Unsure Sheraton started in Washington DC. According to Wikipedia, “The origins of Sheraton Hotels date to 1933, when Harvard classmates Ernest Henderson and Robert Moore purchased the Continental Hotel in Cambridge, Massachusetts.”
I call horse sh-** that Marriott would be so stupid as to cough up the name “Starwood.”
Kal – yes really surprised Marriott would sell the right to use the name for hotels again
Throwback idea: Bring back the hot shops.
Location, location, location.
I suspect that Sternlicht will have been observing the wreckage of the Marriott merger with some glee. Starwood 2.0 could well work over time if the overall motive is not excessive greed over hospitality. As other say it all comes down to what he has in mind. His timing may be perfect. I would imagine there will be many out there hoping the venture is a success after the contempt they have experienced from Marriott over the years
Loyalty Lobby is reporting that Starwood 2.0 paid $1 billion for 10 Raddison Blu properties in the UK. That’s very interesting.

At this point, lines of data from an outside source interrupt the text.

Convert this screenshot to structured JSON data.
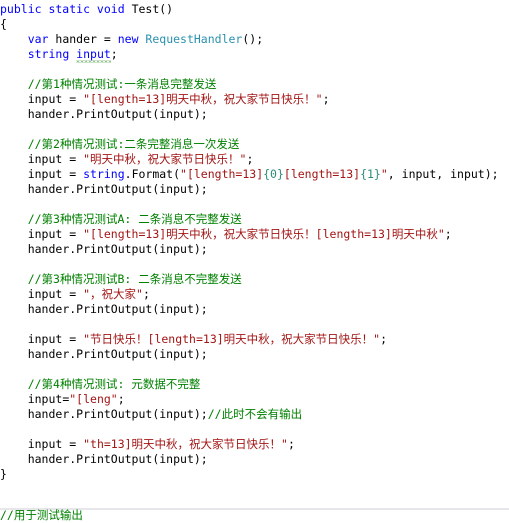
{
  "editor": {
    "language": "C#",
    "background_color": "#FFFFFF",
    "colors": {
      "keyword": "#0000FF",
      "type": "#2B91AF",
      "string": "#A31515",
      "comment": "#008000",
      "format_placeholder": "#2E8B74",
      "plain": "#000000",
      "warning_squiggle": "#2E8B2E",
      "separator": "#E6E6EB"
    }
  },
  "code": {
    "lines": [
      {
        "indent": 0,
        "tokens": [
          {
            "t": "kw",
            "s": "public static void "
          },
          {
            "t": "plain",
            "s": "Test()"
          }
        ]
      },
      {
        "indent": 0,
        "tokens": [
          {
            "t": "plain",
            "s": "{"
          }
        ]
      },
      {
        "indent": 1,
        "tokens": [
          {
            "t": "kw",
            "s": "var "
          },
          {
            "t": "plain",
            "s": "hander = "
          },
          {
            "t": "kw",
            "s": "new "
          },
          {
            "t": "type",
            "s": "RequestHandler"
          },
          {
            "t": "plain",
            "s": "();"
          }
        ]
      },
      {
        "indent": 1,
        "tokens": [
          {
            "t": "kw",
            "s": "string "
          },
          {
            "t": "squiggle",
            "s": "input"
          },
          {
            "t": "plain",
            "s": ";"
          }
        ]
      },
      {
        "indent": 0,
        "tokens": []
      },
      {
        "indent": 1,
        "tokens": [
          {
            "t": "cmt",
            "s": "//第1种情况测试:一条消息完整发送"
          }
        ]
      },
      {
        "indent": 1,
        "tokens": [
          {
            "t": "plain",
            "s": "input = "
          },
          {
            "t": "str",
            "s": "\"[length=13]明天中秋，祝大家节日快乐！\""
          },
          {
            "t": "plain",
            "s": ";"
          }
        ]
      },
      {
        "indent": 1,
        "tokens": [
          {
            "t": "plain",
            "s": "hander.PrintOutput(input);"
          }
        ]
      },
      {
        "indent": 0,
        "tokens": []
      },
      {
        "indent": 1,
        "tokens": [
          {
            "t": "cmt",
            "s": "//第2种情况测试:二条完整消息一次发送"
          }
        ]
      },
      {
        "indent": 1,
        "tokens": [
          {
            "t": "plain",
            "s": "input = "
          },
          {
            "t": "str",
            "s": "\"明天中秋，祝大家节日快乐！\""
          },
          {
            "t": "plain",
            "s": ";"
          }
        ]
      },
      {
        "indent": 1,
        "tokens": [
          {
            "t": "plain",
            "s": "input = "
          },
          {
            "t": "kw",
            "s": "string"
          },
          {
            "t": "plain",
            "s": ".Format("
          },
          {
            "t": "str",
            "s": "\"[length=13]"
          },
          {
            "t": "fmt",
            "s": "{0}"
          },
          {
            "t": "str",
            "s": "[length=13]"
          },
          {
            "t": "fmt",
            "s": "{1}"
          },
          {
            "t": "str",
            "s": "\""
          },
          {
            "t": "plain",
            "s": ", input, input);"
          }
        ]
      },
      {
        "indent": 1,
        "tokens": [
          {
            "t": "plain",
            "s": "hander.PrintOutput(input);"
          }
        ]
      },
      {
        "indent": 0,
        "tokens": []
      },
      {
        "indent": 1,
        "tokens": [
          {
            "t": "cmt",
            "s": "//第3种情况测试A: 二条消息不完整发送"
          }
        ]
      },
      {
        "indent": 1,
        "tokens": [
          {
            "t": "plain",
            "s": "input = "
          },
          {
            "t": "str",
            "s": "\"[length=13]明天中秋，祝大家节日快乐！[length=13]明天中秋\""
          },
          {
            "t": "plain",
            "s": ";"
          }
        ]
      },
      {
        "indent": 1,
        "tokens": [
          {
            "t": "plain",
            "s": "hander.PrintOutput(input);"
          }
        ]
      },
      {
        "indent": 0,
        "tokens": []
      },
      {
        "indent": 1,
        "tokens": [
          {
            "t": "cmt",
            "s": "//第3种情况测试B: 二条消息不完整发送"
          }
        ]
      },
      {
        "indent": 1,
        "tokens": [
          {
            "t": "plain",
            "s": "input = "
          },
          {
            "t": "str",
            "s": "\"，祝大家\""
          },
          {
            "t": "plain",
            "s": ";"
          }
        ]
      },
      {
        "indent": 1,
        "tokens": [
          {
            "t": "plain",
            "s": "hander.PrintOutput(input);"
          }
        ]
      },
      {
        "indent": 0,
        "tokens": []
      },
      {
        "indent": 1,
        "tokens": [
          {
            "t": "plain",
            "s": "input = "
          },
          {
            "t": "str",
            "s": "\"节日快乐！[length=13]明天中秋，祝大家节日快乐！\""
          },
          {
            "t": "plain",
            "s": ";"
          }
        ]
      },
      {
        "indent": 1,
        "tokens": [
          {
            "t": "plain",
            "s": "hander.PrintOutput(input);"
          }
        ]
      },
      {
        "indent": 0,
        "tokens": []
      },
      {
        "indent": 1,
        "tokens": [
          {
            "t": "cmt",
            "s": "//第4种情况测试: 元数据不完整"
          }
        ]
      },
      {
        "indent": 1,
        "tokens": [
          {
            "t": "plain",
            "s": "input="
          },
          {
            "t": "str",
            "s": "\"[leng\""
          },
          {
            "t": "plain",
            "s": ";"
          }
        ]
      },
      {
        "indent": 1,
        "tokens": [
          {
            "t": "plain",
            "s": "hander.PrintOutput(input);"
          },
          {
            "t": "cmt",
            "s": "//此时不会有输出"
          }
        ]
      },
      {
        "indent": 0,
        "tokens": []
      },
      {
        "indent": 1,
        "tokens": [
          {
            "t": "plain",
            "s": "input = "
          },
          {
            "t": "str",
            "s": "\"th=13]明天中秋，祝大家节日快乐！\""
          },
          {
            "t": "plain",
            "s": ";"
          }
        ]
      },
      {
        "indent": 1,
        "tokens": [
          {
            "t": "plain",
            "s": "hander.PrintOutput(input);"
          }
        ]
      },
      {
        "indent": 0,
        "tokens": [
          {
            "t": "plain",
            "s": "}"
          }
        ]
      }
    ],
    "clipped_bottom_line": "//用于测试输出"
  }
}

Marriott is somewhat bait and switch. Hilton is expect mediocre service and be happy when you get better. Really hope Starwood brings back the heyday of hotel service.
Hotel companies don’t generally own their properties anymore. Hotel companies don’t generally run their properties anymore. They essentially franchise it out and charge for using the name. Sadly, they only thing they offer is their brand but the lack of consistency and enforcement of guidelines continues to tarnish their brand. For anti-trust reasons, the Marriott-Starwood merger should have never happened. Marriott now has so much market share, that the dominate most areas. Therefore, they don’t care as much about their brand as often as their dominance in locations is their only draw.